Legal challenge to Boris Johnson’s government’s completely illogical refusal to allow indoor hospitality venues to open whilst allowing indoor retail to open to be decided on this week
In spite of venues with outdoor space being allowed to serve customers on their terraces and in gardens, the hospitality sector in the UK will continue to lose around £200 million per day until the government allows them to serve indoors in mid-May.
This week, following a perfectly sensible legal challenge by Sacha Lord, the night-time economy adviser for Greater Manchester, and Hugh Osmond, the founder of Punch Taverns, the government could be forced to bring forward the date for indoor opening for bars, pubs and restaurants.
Lord and Osmond together quite sensibly argue there is no justification or scientific basis for indoor hospitality to be kept closed for five additional weeks after non-essential retailers in England were allowed to serve customers indoors from 12th April. Their call is correct and the continuation of this illogical set of double standards is doing just one thing: Dealing another body blow to an already devastated sector.
Speaking on Radio 4’s Today programme this morning of their challenge to the crackpot crazy decisions of borderline bonkers’ Boris Johnson’s Tory government, Osmond remarked:
“This is something of a David versus Goliath battle.
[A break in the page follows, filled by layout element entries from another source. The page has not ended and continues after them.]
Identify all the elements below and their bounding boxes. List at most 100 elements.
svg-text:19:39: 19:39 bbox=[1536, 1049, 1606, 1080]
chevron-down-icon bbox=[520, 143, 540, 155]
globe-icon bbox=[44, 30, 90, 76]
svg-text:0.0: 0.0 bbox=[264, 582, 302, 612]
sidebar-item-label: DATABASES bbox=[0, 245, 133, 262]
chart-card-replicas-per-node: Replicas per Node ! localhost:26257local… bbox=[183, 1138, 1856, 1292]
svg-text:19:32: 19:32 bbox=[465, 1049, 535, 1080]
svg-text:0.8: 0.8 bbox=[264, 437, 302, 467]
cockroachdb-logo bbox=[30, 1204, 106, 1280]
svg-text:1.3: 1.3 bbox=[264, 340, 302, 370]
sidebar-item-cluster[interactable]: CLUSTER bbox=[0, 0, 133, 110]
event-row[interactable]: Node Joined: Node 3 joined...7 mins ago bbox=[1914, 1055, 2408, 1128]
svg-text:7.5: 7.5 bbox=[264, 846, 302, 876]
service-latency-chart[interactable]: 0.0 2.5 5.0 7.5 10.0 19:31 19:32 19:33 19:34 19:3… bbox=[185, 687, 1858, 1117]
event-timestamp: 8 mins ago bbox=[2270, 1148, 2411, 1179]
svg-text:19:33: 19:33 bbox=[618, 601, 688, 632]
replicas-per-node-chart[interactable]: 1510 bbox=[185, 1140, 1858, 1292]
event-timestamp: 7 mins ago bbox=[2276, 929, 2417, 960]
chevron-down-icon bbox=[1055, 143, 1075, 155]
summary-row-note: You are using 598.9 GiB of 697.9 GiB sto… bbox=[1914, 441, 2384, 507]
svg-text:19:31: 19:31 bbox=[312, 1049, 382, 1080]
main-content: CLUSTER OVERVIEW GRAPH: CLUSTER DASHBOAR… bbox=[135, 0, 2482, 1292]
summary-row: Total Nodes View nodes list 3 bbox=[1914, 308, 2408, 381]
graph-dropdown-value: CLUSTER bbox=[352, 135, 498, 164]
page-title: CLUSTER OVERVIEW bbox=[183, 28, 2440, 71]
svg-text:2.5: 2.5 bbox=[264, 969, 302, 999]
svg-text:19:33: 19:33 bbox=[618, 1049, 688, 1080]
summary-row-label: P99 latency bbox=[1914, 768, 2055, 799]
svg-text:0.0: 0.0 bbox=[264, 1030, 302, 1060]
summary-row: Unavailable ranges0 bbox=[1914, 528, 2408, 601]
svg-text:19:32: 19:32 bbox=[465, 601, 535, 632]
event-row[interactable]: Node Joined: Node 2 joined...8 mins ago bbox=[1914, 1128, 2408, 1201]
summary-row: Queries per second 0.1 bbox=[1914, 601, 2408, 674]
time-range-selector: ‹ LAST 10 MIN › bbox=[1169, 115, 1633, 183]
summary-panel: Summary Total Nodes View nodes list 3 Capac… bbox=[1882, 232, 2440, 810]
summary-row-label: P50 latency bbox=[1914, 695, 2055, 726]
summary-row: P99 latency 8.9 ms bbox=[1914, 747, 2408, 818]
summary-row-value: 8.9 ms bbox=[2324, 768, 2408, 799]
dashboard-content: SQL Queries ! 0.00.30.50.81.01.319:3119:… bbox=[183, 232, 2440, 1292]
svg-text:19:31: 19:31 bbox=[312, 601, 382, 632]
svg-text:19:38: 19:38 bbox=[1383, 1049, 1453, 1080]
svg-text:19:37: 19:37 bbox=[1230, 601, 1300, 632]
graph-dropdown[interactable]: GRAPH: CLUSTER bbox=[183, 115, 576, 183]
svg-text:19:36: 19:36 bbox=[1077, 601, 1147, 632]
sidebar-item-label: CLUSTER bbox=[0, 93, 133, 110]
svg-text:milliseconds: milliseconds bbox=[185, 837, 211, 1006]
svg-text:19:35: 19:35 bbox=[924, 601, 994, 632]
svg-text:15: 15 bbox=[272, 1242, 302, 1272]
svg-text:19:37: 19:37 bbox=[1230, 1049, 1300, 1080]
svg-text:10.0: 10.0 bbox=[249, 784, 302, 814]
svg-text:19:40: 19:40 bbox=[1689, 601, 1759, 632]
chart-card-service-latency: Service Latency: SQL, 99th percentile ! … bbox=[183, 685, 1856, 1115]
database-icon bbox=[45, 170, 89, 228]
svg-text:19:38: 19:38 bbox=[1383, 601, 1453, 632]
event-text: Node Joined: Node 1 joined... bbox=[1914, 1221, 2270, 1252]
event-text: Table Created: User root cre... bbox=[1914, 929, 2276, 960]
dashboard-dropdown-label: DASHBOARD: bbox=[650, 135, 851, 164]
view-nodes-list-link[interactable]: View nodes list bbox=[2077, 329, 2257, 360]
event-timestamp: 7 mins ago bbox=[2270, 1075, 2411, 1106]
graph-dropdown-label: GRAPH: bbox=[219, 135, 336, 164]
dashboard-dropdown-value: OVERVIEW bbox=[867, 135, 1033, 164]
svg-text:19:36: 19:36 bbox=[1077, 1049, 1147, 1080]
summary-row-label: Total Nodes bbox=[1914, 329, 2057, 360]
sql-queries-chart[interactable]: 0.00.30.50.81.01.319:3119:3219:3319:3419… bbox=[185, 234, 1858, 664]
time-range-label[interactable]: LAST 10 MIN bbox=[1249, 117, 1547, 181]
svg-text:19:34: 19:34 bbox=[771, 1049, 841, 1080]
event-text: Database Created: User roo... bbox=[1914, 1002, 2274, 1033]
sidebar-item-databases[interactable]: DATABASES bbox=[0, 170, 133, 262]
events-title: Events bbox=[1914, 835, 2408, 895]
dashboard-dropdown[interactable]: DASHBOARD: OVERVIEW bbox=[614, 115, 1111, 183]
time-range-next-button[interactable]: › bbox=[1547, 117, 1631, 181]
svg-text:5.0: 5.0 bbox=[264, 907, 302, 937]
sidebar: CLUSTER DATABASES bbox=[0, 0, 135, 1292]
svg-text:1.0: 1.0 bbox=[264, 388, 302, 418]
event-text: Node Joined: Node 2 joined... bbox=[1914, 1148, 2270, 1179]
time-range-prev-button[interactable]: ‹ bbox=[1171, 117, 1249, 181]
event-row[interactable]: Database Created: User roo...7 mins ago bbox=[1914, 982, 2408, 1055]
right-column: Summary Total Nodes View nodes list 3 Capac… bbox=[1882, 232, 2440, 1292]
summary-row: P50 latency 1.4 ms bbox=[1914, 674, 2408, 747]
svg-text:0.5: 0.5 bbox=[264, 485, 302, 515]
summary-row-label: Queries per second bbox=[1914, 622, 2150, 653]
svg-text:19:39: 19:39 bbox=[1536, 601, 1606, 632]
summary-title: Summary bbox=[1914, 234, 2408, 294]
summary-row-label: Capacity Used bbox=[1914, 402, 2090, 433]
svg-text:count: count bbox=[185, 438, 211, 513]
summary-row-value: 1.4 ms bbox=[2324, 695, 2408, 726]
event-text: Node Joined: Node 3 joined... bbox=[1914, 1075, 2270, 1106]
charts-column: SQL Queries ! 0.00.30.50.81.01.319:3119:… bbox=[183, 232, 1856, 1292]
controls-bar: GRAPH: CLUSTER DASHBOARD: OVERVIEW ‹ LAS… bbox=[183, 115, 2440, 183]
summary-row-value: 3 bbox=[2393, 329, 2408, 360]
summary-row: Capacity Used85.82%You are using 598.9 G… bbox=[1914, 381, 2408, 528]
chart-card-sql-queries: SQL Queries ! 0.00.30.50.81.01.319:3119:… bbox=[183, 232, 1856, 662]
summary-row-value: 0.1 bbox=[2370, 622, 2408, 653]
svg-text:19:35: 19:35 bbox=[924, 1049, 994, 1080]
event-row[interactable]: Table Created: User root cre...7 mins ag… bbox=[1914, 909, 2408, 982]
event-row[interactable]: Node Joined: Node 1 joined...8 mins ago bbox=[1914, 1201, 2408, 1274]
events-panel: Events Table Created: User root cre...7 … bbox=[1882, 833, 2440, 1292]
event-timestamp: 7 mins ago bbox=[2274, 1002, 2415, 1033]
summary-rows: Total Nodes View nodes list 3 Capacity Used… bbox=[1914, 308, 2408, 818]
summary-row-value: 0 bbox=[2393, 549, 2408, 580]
We are reassured that David won in that instance.”
“At the start of this pandemic there was a totally understandable assumption that hospitality venues might be responsible for the spread of infections. The vision of drunken people in crowded pubs is an easy and obvious target that people understand.”
“The data [now] definitively shows that hospitality was not the major source of infections.”
Elsewhere on Twitter on Friday, Lord remarked: “The government’s defence is just in… They must be concerned, they’ve put their No. 1 legals on the case, Sir James Eadie QC, the First Treasury Counsel.”
Going further this morning, he added: “Thank you for all the good luck messages. It’s not necessarily today, the Judge has said: ‘The week commencing the 19th.’ Again, a real long shot, but as soon as there’s news, I’ll post it here. Enjoy the sun.”
Today, all at The Steeple Times join those supporting the logic of allowing indoor hospitality venues to reopen and reopen now. Let’s get the indoor show back on the road.
Pictured top: Restaurants such as Fifty Cheyne in Chelsea, London have tables that are very clearly separated from one another. As shown in this image, diners can be socially distanced in a manner perfectly reasonable. Why shouldn’t such places – which lack outdoor dining areas and thus cannot even benefit from the currently allowed outdoor opening rules – not be able to get back to business whilst small, cramped shops with little-to-no precautionary measures are allowed to trade?
The virus variant is Tyranny!
Everywhere outside is packed and never saw tables as close to each other as now , would be better to mitigate this with spaced enough tables inside .
it is nonsensical , for authorities to insist on behavioural measures with no scientific founding
The rules are ridiculous and as you say repeatedly ILLOGICAL. However – What do you expect of a pansy Prime Minister controlled by a wine chucking nut job?
Why are you supporting virus spreading? Typical of this far left publication! You attack decent honest people like Jay Beecher and you then come out with this. You should be closed down.
Mental. God preserve us from politicians, be they Tory, Labour, SNP et al. They seem incapable of looking at data, understanding it and acting logically on it.
To the purists amongst us, i realise data is a plural word, even though I wrote “it”. It’s used wrongly so often these days, it sounds pretentious to use it correctly. I don’t want Mr Wayde writing that I’m an oik.
Indoor dining is dangerous still and should not be allowed. You are wrong.